J’accuse

J’accuse

J’accuse
Roman Polanski

J’ai vu « J’accuse », le nouveau film de Polanski. En ces temps de retour de l’antisémitisme, l’idée de traiter de l’affaire Dreyfus est excellente et peut servir de support pédagogique dans les écoles. Certes, j’eusse préféré que le réalisateur fût un autre que Polanski dont la carrière est souillée par des affaires de viol pour lesquelles il n’a jamais payé son dû à la société. Dont acte, et je comprends mes amis féministes qui boycottent ce film et ne supportent pas l’idée qu’un centime de leur bourse aille dans la poche de Polanski.

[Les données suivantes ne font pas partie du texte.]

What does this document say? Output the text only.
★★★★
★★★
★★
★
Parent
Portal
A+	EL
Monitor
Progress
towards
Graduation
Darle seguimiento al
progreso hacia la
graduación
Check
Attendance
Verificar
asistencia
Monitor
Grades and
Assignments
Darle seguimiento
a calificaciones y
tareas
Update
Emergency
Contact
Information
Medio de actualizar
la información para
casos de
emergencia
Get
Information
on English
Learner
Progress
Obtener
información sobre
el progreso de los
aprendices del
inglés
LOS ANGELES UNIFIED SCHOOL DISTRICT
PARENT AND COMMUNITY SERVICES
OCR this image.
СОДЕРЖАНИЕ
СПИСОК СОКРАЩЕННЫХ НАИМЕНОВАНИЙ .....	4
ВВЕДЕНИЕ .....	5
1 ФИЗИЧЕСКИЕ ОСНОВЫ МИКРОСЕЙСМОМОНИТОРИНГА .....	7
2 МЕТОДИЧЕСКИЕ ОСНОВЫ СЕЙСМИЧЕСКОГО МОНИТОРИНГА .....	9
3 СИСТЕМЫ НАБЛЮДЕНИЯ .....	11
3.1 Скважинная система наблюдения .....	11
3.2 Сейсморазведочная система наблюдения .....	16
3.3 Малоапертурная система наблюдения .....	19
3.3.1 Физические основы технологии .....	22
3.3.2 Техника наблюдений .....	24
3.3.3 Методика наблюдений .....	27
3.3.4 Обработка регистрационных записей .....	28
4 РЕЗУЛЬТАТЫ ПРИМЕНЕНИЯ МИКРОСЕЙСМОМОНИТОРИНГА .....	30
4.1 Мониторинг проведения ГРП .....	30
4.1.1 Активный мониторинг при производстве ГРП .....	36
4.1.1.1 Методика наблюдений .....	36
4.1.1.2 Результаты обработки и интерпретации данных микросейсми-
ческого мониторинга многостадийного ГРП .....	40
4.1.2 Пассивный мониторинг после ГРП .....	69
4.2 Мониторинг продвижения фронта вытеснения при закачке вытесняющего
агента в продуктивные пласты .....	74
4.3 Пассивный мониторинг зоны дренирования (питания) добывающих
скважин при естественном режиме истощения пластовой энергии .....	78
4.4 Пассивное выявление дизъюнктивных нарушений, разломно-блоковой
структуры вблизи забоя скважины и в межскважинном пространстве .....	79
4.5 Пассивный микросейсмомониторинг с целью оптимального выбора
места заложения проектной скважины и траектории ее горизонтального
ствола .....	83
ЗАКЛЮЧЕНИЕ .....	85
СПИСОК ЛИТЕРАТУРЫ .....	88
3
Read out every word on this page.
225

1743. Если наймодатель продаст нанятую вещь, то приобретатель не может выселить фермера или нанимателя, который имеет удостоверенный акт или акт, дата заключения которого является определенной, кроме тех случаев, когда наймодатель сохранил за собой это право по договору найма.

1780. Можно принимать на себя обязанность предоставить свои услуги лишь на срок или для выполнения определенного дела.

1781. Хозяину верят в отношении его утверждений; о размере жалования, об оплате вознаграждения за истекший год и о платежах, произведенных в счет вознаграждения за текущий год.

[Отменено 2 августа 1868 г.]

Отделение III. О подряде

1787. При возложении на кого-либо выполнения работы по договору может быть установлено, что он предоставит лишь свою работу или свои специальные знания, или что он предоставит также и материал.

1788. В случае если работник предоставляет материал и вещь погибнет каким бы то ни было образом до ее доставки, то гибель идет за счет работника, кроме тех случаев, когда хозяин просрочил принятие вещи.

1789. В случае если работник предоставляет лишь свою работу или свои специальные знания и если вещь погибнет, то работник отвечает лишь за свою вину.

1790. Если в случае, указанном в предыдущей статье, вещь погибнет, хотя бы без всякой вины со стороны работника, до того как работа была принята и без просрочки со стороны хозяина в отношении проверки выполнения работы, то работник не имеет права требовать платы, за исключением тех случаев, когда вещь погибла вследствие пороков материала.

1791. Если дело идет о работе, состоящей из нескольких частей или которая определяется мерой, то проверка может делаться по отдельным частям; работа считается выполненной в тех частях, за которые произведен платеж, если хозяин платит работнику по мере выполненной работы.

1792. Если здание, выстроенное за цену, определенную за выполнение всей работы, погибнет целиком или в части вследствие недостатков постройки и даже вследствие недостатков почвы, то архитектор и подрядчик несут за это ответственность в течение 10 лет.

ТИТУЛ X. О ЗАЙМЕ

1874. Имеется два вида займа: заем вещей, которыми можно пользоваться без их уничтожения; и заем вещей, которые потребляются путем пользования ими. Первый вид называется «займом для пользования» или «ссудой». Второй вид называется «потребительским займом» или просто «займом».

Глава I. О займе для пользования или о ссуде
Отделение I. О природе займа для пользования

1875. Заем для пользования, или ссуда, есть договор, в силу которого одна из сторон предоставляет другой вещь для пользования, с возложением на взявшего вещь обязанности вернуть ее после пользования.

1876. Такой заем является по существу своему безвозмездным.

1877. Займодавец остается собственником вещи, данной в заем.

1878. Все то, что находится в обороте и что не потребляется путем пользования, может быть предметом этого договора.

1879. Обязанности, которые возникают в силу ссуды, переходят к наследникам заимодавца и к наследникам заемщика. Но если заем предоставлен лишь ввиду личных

J’en viens au long-métrage lui-même : la reconstitution historique est parfaite, les acteurs, les décors, les costumes, tout est impeccable. J’ai tout de même quelques critiques à formuler. Des longueurs alourdissent la première partie et, pour ceux qui ne connaissent pas du tout l’affaire Dreyfus, il n’est peut-être pas évident de comprendre ce qui s’est passé et les enjeux que cette bataille a soulevés. La France était véritablement coupée en deux. La haine du juif était profondément ancrée dans une partie de la population et dans les structures sociales et administratives, en particulier dans l’armée.

Le réalisateur a choisi de faire de Picquart le héros principal de son film. Magistralement interprété par Jean Dujardin, on comprend bien son parcours, son obstination à faire éclater la vérité malgré les pressions de sa hiérarchie et sa détestation personnelle des juifs. Du coup, d’autres acteurs majeurs de l’affaire (Zola, le frère de Dreyfus, Labori…) se trouvent en retrait. C’est un choix qui en vaut un autre. En « héroïsant » Picquart, Polanski a voulu rendre son propos plus efficace et surtout plus cinématographique. Car faire un compte-rendu en deux heures d’une affaire qui a duré des années et suscité des milliers d’articles, de livres, de déclarations, était tout de même un challenge. C’est plutôt réussi.

Enfin il manque quelques informations essentielles dans le film. Si Zola a été condamné, il n’a jamais purgé sa peine et s’est enfui en Angleterre pendant un an. Labori n’est pas mort dans l’attentat du procès de Rennes. Esterhazy, le vrai traître, n’a jamais été condamné. Il s’est sauvé (lui aussi) en Angleterre où il a tranquillement fini sa vie sous le nom de « comte de Voilemont ».